Os três vídeos-piloto produzidos pela garotada deixaram uma certeza. Ao se ver diante das câmeras, ou gravando os colegas, fica mais fácil se projetar e, por extensão, projetar os próprios problemas. Não é de hoje, inclusive, que se elogia o poder do audiovisual na remissão de meninos e meninas que vivem nos centros socioeducativos. Sem falar na capacidade que o jogo de imagens tem de apontar soluções. Diante da máquina de filmar, é preciso se colocar.
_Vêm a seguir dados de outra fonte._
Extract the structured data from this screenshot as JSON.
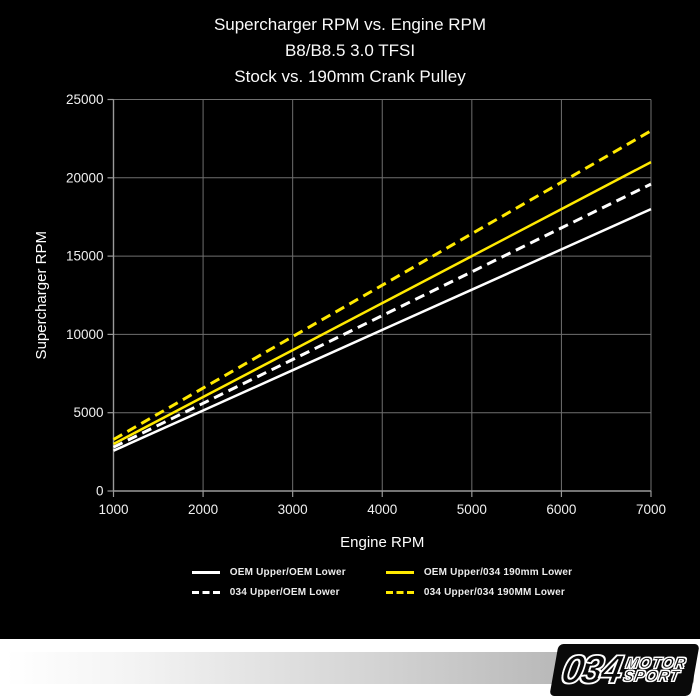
{
  "chart_data": {
    "type": "line",
    "title": "Supercharger RPM vs. Engine RPM",
    "subtitle1": "B8/B8.5 3.0 TFSI",
    "subtitle2": "Stock vs. 190mm Crank Pulley",
    "xlabel": "Engine RPM",
    "ylabel": "Supercharger RPM",
    "xlim": [
      1000,
      7000
    ],
    "ylim": [
      0,
      25000
    ],
    "xticks": [
      1000,
      2000,
      3000,
      4000,
      5000,
      6000,
      7000
    ],
    "yticks": [
      0,
      5000,
      10000,
      15000,
      20000,
      25000
    ],
    "grid": true,
    "legend_position": "bottom",
    "x": [
      1000,
      2000,
      3000,
      4000,
      5000,
      6000,
      7000
    ],
    "series": [
      {
        "name": "OEM Upper/OEM Lower",
        "color": "#ffffff",
        "style": "solid",
        "values": [
          2571,
          5143,
          7714,
          10286,
          12857,
          15429,
          18000
        ]
      },
      {
        "name": "034 Upper/OEM Lower",
        "color": "#ffffff",
        "style": "dashed",
        "values": [
          2800,
          5600,
          8400,
          11200,
          14000,
          16800,
          19600
        ]
      },
      {
        "name": "OEM Upper/034 190mm Lower",
        "color": "#ffe900",
        "style": "solid",
        "values": [
          3000,
          6000,
          9000,
          12000,
          15000,
          18000,
          21000
        ]
      },
      {
        "name": "034 Upper/034 190MM Lower",
        "color": "#ffe900",
        "style": "dashed",
        "values": [
          3286,
          6571,
          9857,
          13143,
          16429,
          19714,
          23000
        ]
      }
    ],
    "background_color": "#000000",
    "grid_color": "#6f6f6f"
  },
  "footer": {
    "logo_number": "034",
    "logo_word_top": "MOTOR",
    "logo_word_bottom": "SPORT"
  }
}
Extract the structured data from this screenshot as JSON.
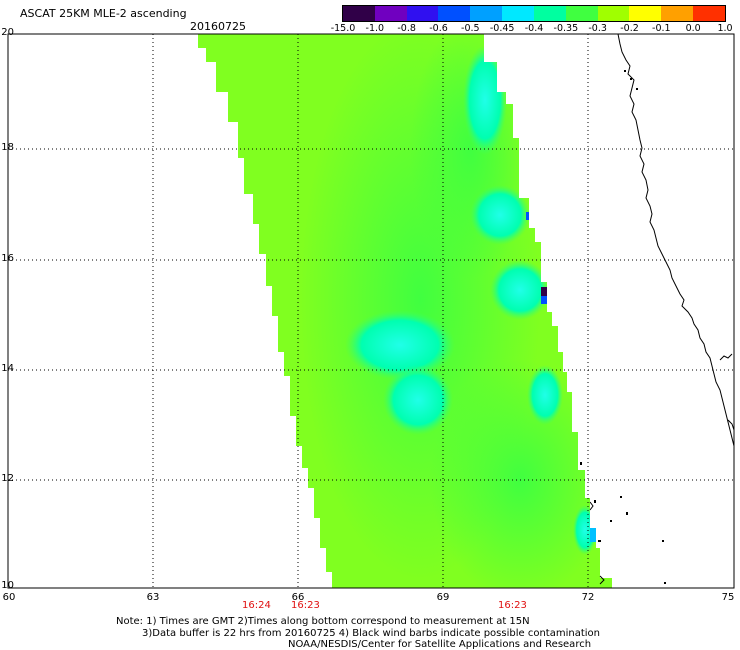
{
  "title": "ASCAT 25KM MLE-2 ascending",
  "date": "20160725",
  "colorbar": {
    "labels": [
      "-15.0",
      "-1.0",
      "-0.8",
      "-0.6",
      "-0.5",
      "-0.45",
      "-0.4",
      "-0.35",
      "-0.3",
      "-0.2",
      "-0.1",
      "0.0",
      "1.0"
    ],
    "colors": [
      "#300048",
      "#7000c0",
      "#3010f0",
      "#0050ff",
      "#00a0ff",
      "#00e8ff",
      "#00ffa0",
      "#40ff40",
      "#a0ff00",
      "#ffff00",
      "#ffa000",
      "#ff3000"
    ]
  },
  "axes": {
    "x_ticks": [
      "60",
      "63",
      "66",
      "69",
      "72",
      "75"
    ],
    "y_ticks": [
      "20",
      "18",
      "16",
      "14",
      "12",
      "10"
    ]
  },
  "time_labels": [
    "16:24",
    "16:23",
    "16:23"
  ],
  "notes": {
    "line1": "Note: 1) Times are GMT 2)Times along bottom correspond to measurement at 15N",
    "line2": "3)Data buffer is 22 hrs from 20160725 4) Black wind barbs indicate possible contamination",
    "line3": "NOAA/NESDIS/Center for Satellite Applications and Research"
  },
  "colors": {
    "swath_base": "#80ff20",
    "swath_mid": "#40ff40",
    "swath_cyan": "#00ffc0",
    "coast": "#000000"
  }
}
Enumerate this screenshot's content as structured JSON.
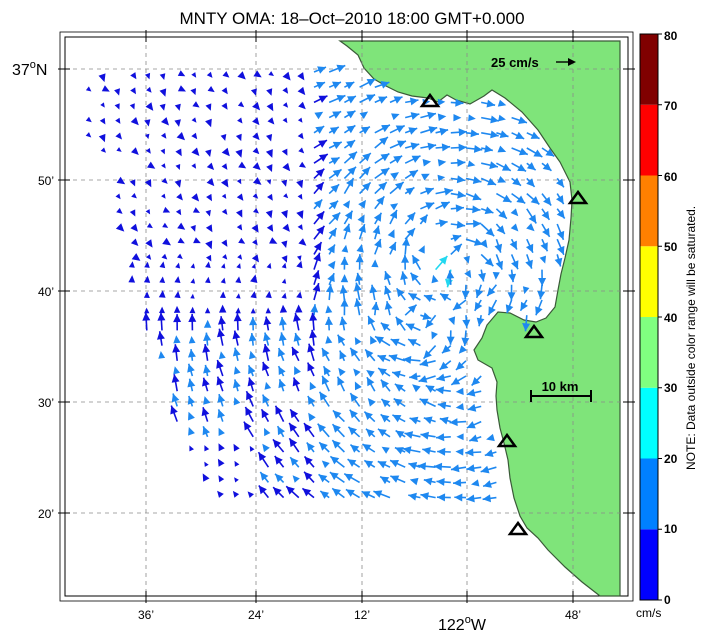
{
  "title": "MNTY OMA: 18–Oct–2010 18:00 GMT+0.000",
  "lat_labels": {
    "main": "37",
    "deg": "o",
    "hemi": "N",
    "l50": "50’",
    "l40": "40’",
    "l30": "30’",
    "l20": "20’"
  },
  "lon_labels": {
    "l36": "36’",
    "l24": "24’",
    "l12": "12’",
    "main": "122",
    "deg": "o",
    "hemi": "W",
    "l48": "48’"
  },
  "scale_arrow_label": "25 cm/s",
  "distance_scale_label": "10 km",
  "colorbar": {
    "ticks": [
      "80",
      "70",
      "60",
      "50",
      "40",
      "30",
      "20",
      "10",
      "0"
    ],
    "unit": "cm/s",
    "note": "NOTE: Data outside color range will be saturated.",
    "colors": [
      "#0000ff",
      "#0080ff",
      "#00ffff",
      "#80ff80",
      "#ffff00",
      "#ff8000",
      "#ff0000",
      "#800000"
    ]
  },
  "map_colors": {
    "land": "#7fe47a",
    "vector_dark": "#1010dd",
    "vector_mid": "#1e88f0",
    "vector_fast": "#22d8f0",
    "site": "#000000"
  },
  "sites_count_visible": 5
}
E o que mais se ouve falar nessas horas é em recomeço.

Como ninguém é de ferro, não faltam alguns quitutes de bom humor. "Desde que cheguei aqui [na unidade] estou gorda e estou linda", brinca uma das internas no filme, rompendo o clima tenso da maioria das falas.

Para a pesquisadora da UFPR Araci Asineli da Luz – referência em políticas públicas voltadas para a infância e adolescência marginalizada – o projeto tem a grande qualidade de mostrar que se a palavra for dada a esses jovens, eles mesmos vão apontar a solução. "Não podemos reproduzir a idéia de que eles são apenas um problemas. São também uma saída", comenta Araci.

Há uma década, Araci Asineli da Luz e uma equipe da universidade participam do corpo de educadores da Chácara dos Meninos de Quatro Pinheiros, que abriga em Mandirituba cerca de 80 crianças e adolescentes em situação de risco social. São vítimas de abandono familiar e ex-moradores de rua, em sua maioria. O projeto é considerado modelo pela Unicef. Nos três dias de lançamentos de vídeo nas unidades, quatro garotos da chácara puseram a roupa de domingo, máquina fotográfica a tiracolo e assumiram seu lugar no público que lotou as salas do Educandário São Francisco, do Joana Richa e do Cense Fazenda Rio Grande.

Foram convidados "desses que dão gosto." Deles partiam muitos dos aplausos que colocaram a perigo a sisudez de presídio que ainda vigora nas unidades. Para os internos, a turma da chácara – em plena liberdade depois de uma nada mole vida – são a prova de que cada rap, cada vídeo e cada discurso funcionam como passaporte para o futuro – palavrinha mágica do projeto Luz, Câmara... Paz!